Reading and writing about unseen poetry. . . . where to start? Before starting writing about a poem in detail, read and re-read it, ideally underlining and annotating as you go. Reading it three times is a useful rule of thumb: once (very briefly) for the gist, once for sorting out what it’s about (its “story”) and once for details and effects. You may well find your initial opinions alter once you’ve read the poem a couple of times.
Points to think about during these initial readings: • Take note of the title: it may be perfectly self explanatory, or it may carry a deeper meaning. Either way, it usually gives a useful lead. • What is the train of thought? The best way to determine this is to track through systematically, reading in units of sense, not line by line. It’s usually useful to read from punctuation mark to punctuation mark, which will help break the poem into units of sense. NEVER UNDERESTIMATE THE END OF A POEM! Often the poet’s key message comes towards the end of the poem, so it’s important to be thorough. • Is there are specific voice? If so, whose? Poets sometimes write as if they were a different character ( sometimes called the persona ), although often they write as themselves, too. In either case, what is the effect of the voice?

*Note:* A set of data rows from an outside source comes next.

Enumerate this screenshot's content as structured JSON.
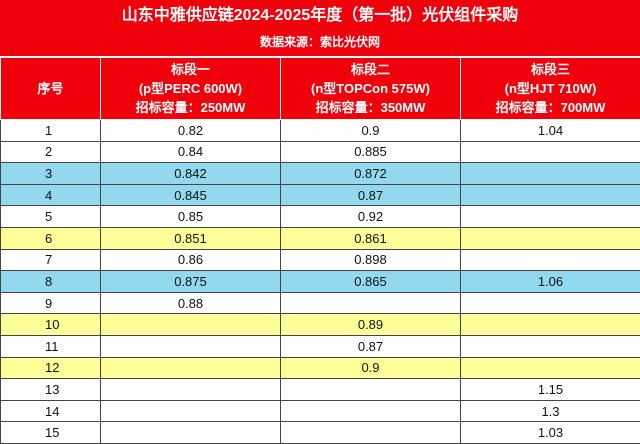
{
  "header": {
    "title": "山东中雅供应链2024-2025年度（第一批）光伏组件采购",
    "source": "数据来源：索比光伏网"
  },
  "table": {
    "columns": [
      [
        "序号"
      ],
      [
        "标段一",
        "(p型PERC 600W)",
        "招标容量：250MW"
      ],
      [
        "标段二",
        "(n型TOPCon 575W)",
        "招标容量：350MW"
      ],
      [
        "标段三",
        "(n型HJT 710W)",
        "招标容量：700MW"
      ]
    ],
    "rows": [
      [
        1,
        0.82,
        0.9,
        1.04
      ],
      [
        2,
        0.84,
        0.885,
        null
      ],
      [
        3,
        0.842,
        0.872,
        null
      ],
      [
        4,
        0.845,
        0.87,
        null
      ],
      [
        5,
        0.85,
        0.92,
        null
      ],
      [
        6,
        0.851,
        0.861,
        null
      ],
      [
        7,
        0.86,
        0.898,
        null
      ],
      [
        8,
        0.875,
        0.865,
        1.06
      ],
      [
        9,
        0.88,
        null,
        null
      ],
      [
        10,
        null,
        0.89,
        null
      ],
      [
        11,
        null,
        0.87,
        null
      ],
      [
        12,
        null,
        0.9,
        null
      ],
      [
        13,
        null,
        null,
        1.15
      ],
      [
        14,
        null,
        null,
        1.3
      ],
      [
        15,
        null,
        null,
        1.03
      ]
    ],
    "row_colors": [
      "#ffffff",
      "#ffffff",
      "#92d8ef",
      "#92d8ef",
      "#ffffff",
      "#ffff99",
      "#ffffff",
      "#92d8ef",
      "#ffffff",
      "#ffff99",
      "#ffffff",
      "#ffff99",
      "#ffffff",
      "#ffffff",
      "#ffffff"
    ]
  }
}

• Is it addressed to someone? Love poems, for example, sometimes use the second person ( “you” ) which can create a very intimate feeling. If the poem is addressed to a specific person, what is the effect of this? • What is the aim of the poem? Does it, for example, tell a story, describe an experience, protest about something, describe a place? Try asking yourself why the poet wrote the poem. • What is its mood and atmosphere? Does it change at all? How do you know? Pinpoint words and phrases that help create the mood and atmosphere. ( If you’re a bit stuck, some people find it helpful to think in terms of the sort of music or colours that would provide a background to the poem. )
• Focus closely on the words used, and their effects. • Is there any distinctive imagery, and what are the effects of any imagery used? • NEVER “SPOT” TECHNIQUES ( “There is a simile in the second stanza” ) without showing how the technique contributes to the overall meaning/theme(s) • Remember that points must be proved with evidence, and then discussed/ explained. There is no “correct” answer, but a reading and interpretation needs to be carefully supported.

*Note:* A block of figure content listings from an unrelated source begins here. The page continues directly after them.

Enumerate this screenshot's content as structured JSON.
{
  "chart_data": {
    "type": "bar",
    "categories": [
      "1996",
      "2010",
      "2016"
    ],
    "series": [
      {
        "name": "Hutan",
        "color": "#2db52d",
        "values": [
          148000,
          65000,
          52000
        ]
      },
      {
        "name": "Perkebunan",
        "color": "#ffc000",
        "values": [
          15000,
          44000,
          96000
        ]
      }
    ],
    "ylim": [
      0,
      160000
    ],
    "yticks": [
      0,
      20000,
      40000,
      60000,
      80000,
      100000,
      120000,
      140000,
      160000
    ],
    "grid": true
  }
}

• What about the way the poem is put together, or organised - the lengths of lines, significant pauses, the use of stanzas, any distinctive rhythm or rhyme? Again, don’t spot, but explain how what you select fits in with the overall meaning. • What is your personal response? Does it, for example, connect with any of your own experiences or anything else you’ve read or seen?
Postscript And some time make the time to drive out west Into County Clare, along the Flaggy Shore, In September or October, when the wind And the light are working off each other So that the ocean on one side is wild With foam and glitter, and inland among stones The surface of a slate-grey lake is lit By the earthed lightning of flock of swans, Their feathers roughed and ruffling, white on white, Their fullygrown headstrong-looking heads Tucked or cresting or busy underwater. Useless to think you'll park or capture it More thoroughly. You are neither here nor there, A hurry through which known and strange things pass As big soft buffetings come at the car sideways And catch the heart off guard and blow it open. Seamus Heaney
And finally…. . “Unseen poetry is great. There’s no wrong or right answer as long as you can justify it. ” 2015 English Literature candidate, on social media.